SQL Database TDE is based on SQL Server’s TDE technology, which encrypts the storage of an entire database by using an industry-standard AES-256 symmetric key called the database encryption key.

·         Protecting data in transit For data in transit, Azure uses industry-standard transport protocols such as TLS between devices and Microsoft datacenters, and within datacenters themselves.

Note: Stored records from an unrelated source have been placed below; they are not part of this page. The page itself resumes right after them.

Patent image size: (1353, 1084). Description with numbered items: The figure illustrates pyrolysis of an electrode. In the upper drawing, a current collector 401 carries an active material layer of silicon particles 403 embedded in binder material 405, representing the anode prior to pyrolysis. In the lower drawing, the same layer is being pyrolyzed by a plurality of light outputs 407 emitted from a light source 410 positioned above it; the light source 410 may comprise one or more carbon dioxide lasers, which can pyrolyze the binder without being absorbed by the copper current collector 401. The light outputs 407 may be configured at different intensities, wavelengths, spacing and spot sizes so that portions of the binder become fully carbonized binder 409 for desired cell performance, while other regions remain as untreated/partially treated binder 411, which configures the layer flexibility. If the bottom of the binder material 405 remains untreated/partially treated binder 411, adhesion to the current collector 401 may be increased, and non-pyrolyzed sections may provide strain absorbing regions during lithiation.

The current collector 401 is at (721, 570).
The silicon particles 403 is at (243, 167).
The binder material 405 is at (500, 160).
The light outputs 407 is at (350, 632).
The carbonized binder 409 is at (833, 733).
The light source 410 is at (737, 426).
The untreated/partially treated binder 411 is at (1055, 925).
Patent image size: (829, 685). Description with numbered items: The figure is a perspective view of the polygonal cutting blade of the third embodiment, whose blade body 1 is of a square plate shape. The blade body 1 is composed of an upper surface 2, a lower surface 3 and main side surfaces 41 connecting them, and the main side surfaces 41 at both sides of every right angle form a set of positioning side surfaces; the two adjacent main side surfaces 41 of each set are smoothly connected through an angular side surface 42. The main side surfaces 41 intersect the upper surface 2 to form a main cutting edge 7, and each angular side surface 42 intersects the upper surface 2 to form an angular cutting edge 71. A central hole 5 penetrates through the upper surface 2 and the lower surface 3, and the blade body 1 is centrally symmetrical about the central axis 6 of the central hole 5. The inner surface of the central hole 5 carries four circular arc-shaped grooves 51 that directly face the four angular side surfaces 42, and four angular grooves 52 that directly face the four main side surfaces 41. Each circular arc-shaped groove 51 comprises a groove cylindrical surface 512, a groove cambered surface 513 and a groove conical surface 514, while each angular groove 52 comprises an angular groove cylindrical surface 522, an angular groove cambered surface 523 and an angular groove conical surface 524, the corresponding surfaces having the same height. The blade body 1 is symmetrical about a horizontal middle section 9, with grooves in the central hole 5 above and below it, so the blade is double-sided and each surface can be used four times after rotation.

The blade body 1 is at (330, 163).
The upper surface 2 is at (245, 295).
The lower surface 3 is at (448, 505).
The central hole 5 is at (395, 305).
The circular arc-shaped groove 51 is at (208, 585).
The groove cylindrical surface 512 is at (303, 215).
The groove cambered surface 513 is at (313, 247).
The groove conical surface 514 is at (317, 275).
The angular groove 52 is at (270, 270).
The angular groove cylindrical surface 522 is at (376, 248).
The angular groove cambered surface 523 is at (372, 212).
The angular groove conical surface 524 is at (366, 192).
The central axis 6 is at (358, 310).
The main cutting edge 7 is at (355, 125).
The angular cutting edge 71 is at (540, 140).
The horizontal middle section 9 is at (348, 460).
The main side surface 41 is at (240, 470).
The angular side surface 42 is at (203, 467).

·         Data redundancy Data may be replicated within a selected geographic area for redundancy.

Identity and access


·         Enterprise cloud directory. It combines core directory services, advanced identity governance, security, and application access management. Azure Active Directory makes it easy for developers to build policy-based identity management into their applications. Azure Active Directory enables a single identity management capability across on-premises, cloud, and mobile solutions.

·         Multi-Factor Authentication Microsoft Azure provides Multi-Factor Authentication (MFA). It delivers strong authentication via a range of easy verification options—phone call, text message, or mobile app notification—allowing users to choose the method they prefer.

·         Access monitoring and logging Security reports are used to monitor access patterns and to proactively identify and mitigate potential threats. Microsoft administrative operations, including system access, are logged to provide an audit trail if unauthorized or accidental changes are made.

·         Least privilege admin model

o    Limit the number of administrators or members of privileged groups.

o    Delegate fewer privileges to accounts.

o    Provide privileges on demand.

o    Have existing administrators perform tasks instead of adding additional administrators.

o    Provide processes for emergency access and rare use scenarios.